Several thousand other descendants of the original immigrants identify strongly as members of Seattle’s Sephardic community even though they are not affiliated with either of the two synagogues – or possibly even any synagogue. The pull of Seattle’s Sephardic Jewish community transcends institutionalized religion.
It also transcends geographic origin. Seattle’s Sephardic community is fortunate to have diversified over the years. Many community members have ties to other countries, including Morocco, Iran, Egypt, Iraq, Uzbekistan, Israel, Mexico, Cuba and elsewhere in South and Central America. Their parents or grandparents may have emigrated from there, or they are immigrants themselves.
Even more people are connected to Seattle’s Sephardic community through marriage, a recent affiliation with the two Sephardic synagogues or an academic interest in Sephardic heritage.
In addition to the two Sephardic synagogues and the Sephardic Studies Program, other institutions help keep the community thriving. The Seattle Sephardic Brotherhood operates the Sephardic cemetery in North Seattle and handles all funeral arrangements when a loved one has passed. Both synagogues also have an active Ladies’ Auxiliary, each putting on annual bazaars and/or bake sales famous for traditional Sephardic food and good company.
Each summer, Sephardic Adventure Camp welcomes children from both synagogues and also from across the country for a cultural- and faith-based retreat. Last year, SAC hosted several counselors from Spain, thereby extending the international reach of the Seattle Sephardic community.
Both the Turkish and Rhodesli immigrants arrived in America speaking little English. Instead, they spoke Ladino (also known as Judeo-Spanish). Ladino is a Spanish dialect that incorporates many words from Hebrew, Turkish, Greek, Arabic and more, reflecting the history and nomadic travels of its speakers.
Few within Seattle’s Sephardic community are lucky enough to be fluent in the language today, but many still know and use Ladino phrases and slang that they have carried with them since childhood. The Ladineros is a group of community members who participate in regular Ladino classes together, enjoying the company of others who read books and articles in the language of the Old Country.
The Ladino language is enjoying a worldwide revival, much of it centered right here in Seattle. The University of Washington’s Sephardic Studies Program has brought Ladino to the classroom, in addition to sponsoring an annual International Ladino Day program each December for the entire community.
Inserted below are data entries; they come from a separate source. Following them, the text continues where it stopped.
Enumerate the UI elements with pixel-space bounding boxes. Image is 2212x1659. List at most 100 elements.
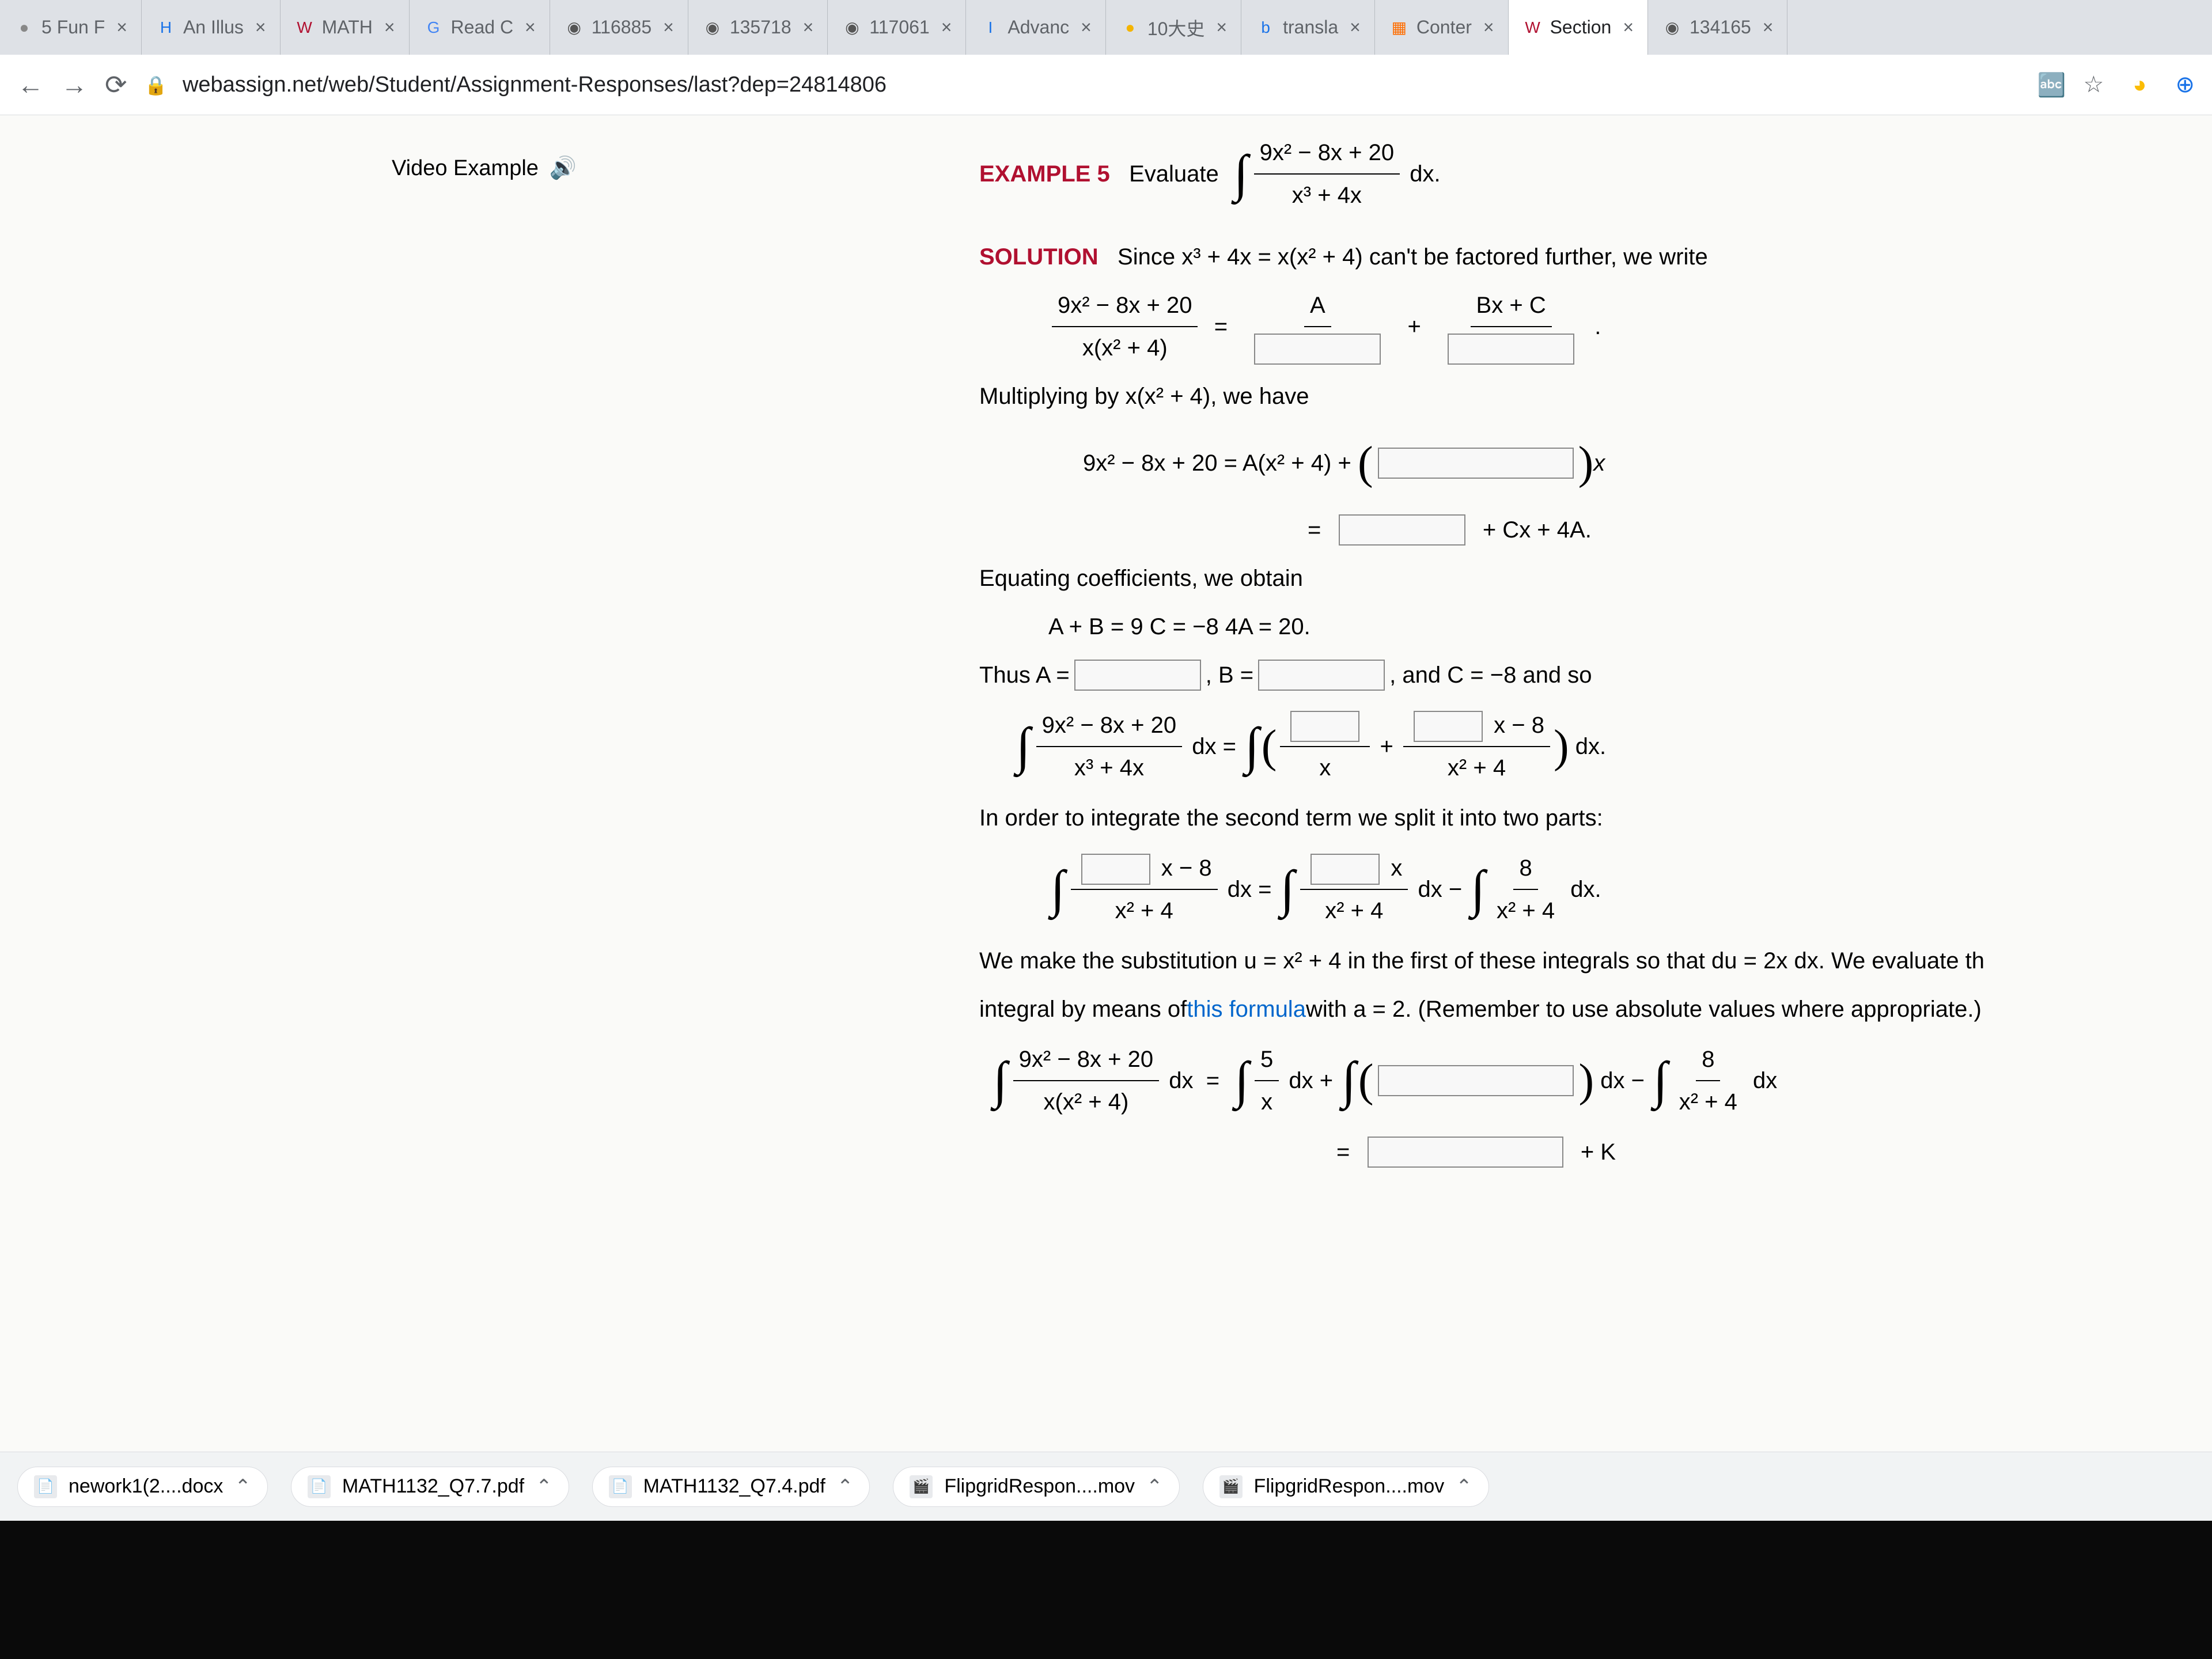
- speaker-icon[interactable]: 🔊: [549, 156, 576, 180]
- integral-icon: ∫: [1281, 848, 1295, 931]
- translate-icon[interactable]: 🔤: [2037, 71, 2066, 99]
- multiplying-text: Multiplying by x(x² + 4), we have: [979, 378, 2160, 415]
- integral-icon: ∫: [1016, 705, 1031, 788]
- close-icon[interactable]: ×: [1216, 17, 1227, 38]
- browser-tab[interactable]: WMATH×: [281, 0, 410, 55]
- zoom-icon[interactable]: ⊕: [2175, 71, 2195, 98]
- browser-tab[interactable]: I Advanc ×: [966, 0, 1105, 55]
- lock-icon: 🔒: [145, 75, 168, 96]
- close-icon[interactable]: ×: [1081, 17, 1092, 38]
- coeffs-text: A + B = 9 C = −8 4A = 20.: [1048, 608, 2160, 645]
- blank-eq1[interactable]: [1378, 448, 1574, 479]
- video-example-link[interactable]: Video Example 🔊: [392, 156, 577, 181]
- close-icon[interactable]: ×: [1763, 17, 1774, 38]
- favicon-icon: ◉: [564, 17, 585, 38]
- pf-lhs: 9x² − 8x + 20 x(x² + 4): [1052, 287, 1198, 366]
- blank-b[interactable]: [1258, 660, 1385, 691]
- browser-tab[interactable]: ◉116885×: [550, 0, 688, 55]
- close-icon[interactable]: ×: [525, 17, 536, 38]
- chevron-up-icon[interactable]: ⌃: [234, 1475, 251, 1498]
- browser-tab[interactable]: ◉135718×: [688, 0, 828, 55]
- evaluate-text: Evaluate: [1129, 156, 1219, 192]
- tab-label: Section: [1550, 17, 1612, 38]
- integral-icon: ∫: [1245, 705, 1259, 788]
- blank-split-2[interactable]: [1310, 854, 1380, 885]
- favicon-icon: W: [294, 17, 315, 38]
- laptop-bezel: [0, 1521, 2212, 1659]
- integrand-fraction: 9x² − 8x + 20 x³ + 4x: [1254, 134, 1400, 214]
- blank-split-1[interactable]: [1081, 854, 1150, 885]
- blank-denom-a[interactable]: [1254, 334, 1381, 365]
- browser-tabbar: ●5 Fun F×HAn Illus×WMATH×GRead C×◉116885…: [0, 0, 2212, 55]
- download-filename: FlipgridRespon....mov: [1254, 1475, 1445, 1498]
- tab-label: Advanc: [1007, 17, 1069, 38]
- tab-label: Conter: [1416, 17, 1472, 38]
- blank-int-b[interactable]: [1414, 711, 1483, 742]
- chevron-up-icon[interactable]: ⌃: [536, 1475, 552, 1498]
- tab-label: Read C: [451, 17, 514, 38]
- file-icon: 🎬: [910, 1475, 933, 1498]
- browser-tab[interactable]: ● 5 Fun F ×: [0, 0, 142, 55]
- close-icon[interactable]: ×: [384, 17, 395, 38]
- browser-tab[interactable]: GRead C×: [410, 0, 550, 55]
- this-formula-link[interactable]: this formula: [1187, 991, 1306, 1028]
- browser-tab[interactable]: WSection×: [1509, 0, 1648, 55]
- browser-tab[interactable]: HAn Illus×: [142, 0, 281, 55]
- equating-text: Equating coefficients, we obtain: [979, 560, 2160, 597]
- download-item[interactable]: 📄nework1(2....docx⌃: [17, 1467, 268, 1507]
- download-item[interactable]: 📄MATH1132_Q7.4.pdf⌃: [592, 1467, 870, 1507]
- favicon-icon: b: [1255, 17, 1276, 38]
- chevron-up-icon[interactable]: ⌃: [1146, 1475, 1163, 1498]
- browser-tab[interactable]: btransla×: [1241, 0, 1375, 55]
- integral-icon: ∫: [993, 1039, 1007, 1122]
- example-label: EXAMPLE 5: [979, 156, 1110, 192]
- file-icon: 🎬: [1219, 1475, 1243, 1498]
- close-icon[interactable]: ×: [803, 17, 814, 38]
- inorder-text: In order to integrate the second term we…: [979, 800, 2160, 836]
- blank-eq2[interactable]: [1339, 514, 1465, 546]
- close-icon[interactable]: ×: [941, 17, 952, 38]
- browser-tab[interactable]: ● 10大史 ×: [1106, 0, 1241, 55]
- blank-final-answer[interactable]: [1368, 1137, 1563, 1168]
- download-item[interactable]: 🎬 FlipgridRespon....mov ⌃: [1203, 1467, 1489, 1507]
- tab-label: 10大史: [1147, 14, 1205, 41]
- pf-term-a: A: [1244, 287, 1391, 366]
- close-icon[interactable]: ×: [255, 17, 266, 38]
- forward-button[interactable]: →: [61, 69, 88, 100]
- favicon-icon: I: [980, 17, 1001, 38]
- pf-term-b: Bx + C: [1437, 287, 1585, 366]
- browser-tab[interactable]: ▦ Conter ×: [1375, 0, 1509, 55]
- download-filename: nework1(2....docx: [69, 1475, 223, 1498]
- close-icon[interactable]: ×: [1623, 17, 1634, 38]
- chevron-up-icon[interactable]: ⌃: [1456, 1475, 1472, 1498]
- blank-a[interactable]: [1074, 660, 1201, 691]
- blank-int-a[interactable]: [1290, 711, 1359, 742]
- download-item[interactable]: 📄MATH1132_Q7.7.pdf⌃: [291, 1467, 569, 1507]
- extension-icon[interactable]: ◕: [2133, 72, 2146, 98]
- back-button[interactable]: ←: [17, 69, 44, 100]
- tab-label: 5 Fun F: [41, 17, 105, 38]
- address-bar[interactable]: 🔒 webassign.net/web/Student/Assignment-R…: [145, 73, 2009, 97]
- math-body: EXAMPLE 5 Evaluate ∫ 9x² − 8x + 20 x³ + …: [979, 121, 2160, 1182]
- bookmark-star-icon[interactable]: ☆: [2083, 71, 2104, 98]
- favicon-icon: ▦: [1389, 17, 1410, 38]
- blank-denom-b[interactable]: [1448, 334, 1574, 365]
- close-icon[interactable]: ×: [116, 17, 127, 38]
- chevron-up-icon[interactable]: ⌃: [837, 1475, 854, 1498]
- tab-label: 117061: [869, 17, 929, 38]
- close-icon[interactable]: ×: [663, 17, 674, 38]
- integral-icon: ∫: [1051, 848, 1065, 931]
- favicon-icon: ●: [14, 17, 35, 38]
- reload-button[interactable]: ⟳: [105, 69, 127, 100]
- integral-icon: ∫: [1234, 1039, 1249, 1122]
- download-filename: MATH1132_Q7.7.pdf: [342, 1475, 524, 1498]
- favicon-icon: ◉: [1662, 17, 1683, 38]
- download-item[interactable]: 🎬FlipgridRespon....mov⌃: [893, 1467, 1179, 1507]
- favicon-icon: ●: [1120, 17, 1141, 38]
- tab-label: 134165: [1690, 17, 1751, 38]
- close-icon[interactable]: ×: [1350, 17, 1361, 38]
- blank-final-1[interactable]: [1378, 1065, 1574, 1096]
- browser-tab[interactable]: ◉117061×: [828, 0, 966, 55]
- browser-tab[interactable]: ◉ 134165 ×: [1648, 0, 1787, 55]
- close-icon[interactable]: ×: [1483, 17, 1494, 38]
UW Professor Devin Naar heads a community initiative that has amassed and preserved the largest collection of old Ladino books and manuscripts
in the country.
One of the strongest connections to our community is at gut level. For many in the community, Sephardic food represents the tastes of our childhood.
Delicacies include savory turnover pastries like bulemas (spinach and cheese), borekas (potato and cheese) and pastelicos (meat). Other favorites are sweet, like biscochos (braided cookies), panizicos (sweet rolls), ashuplados (meringue cookies) and mazapan (marzipan).
Main and side dishes include yaprakes (stuffed grape leaves), keftes de prasa (leek patties), quashado (spinach souffle), calabasas (zucchini stuffed with hamburger), berenjena (eggplant stew) and megina (matza and meat pie).
As part of a pre- or post-meal tradition, some Sephardim follow the ways of the “Old Country” by sipping raki (also known as arak), a clear anise-flavored liqueur made from raisins.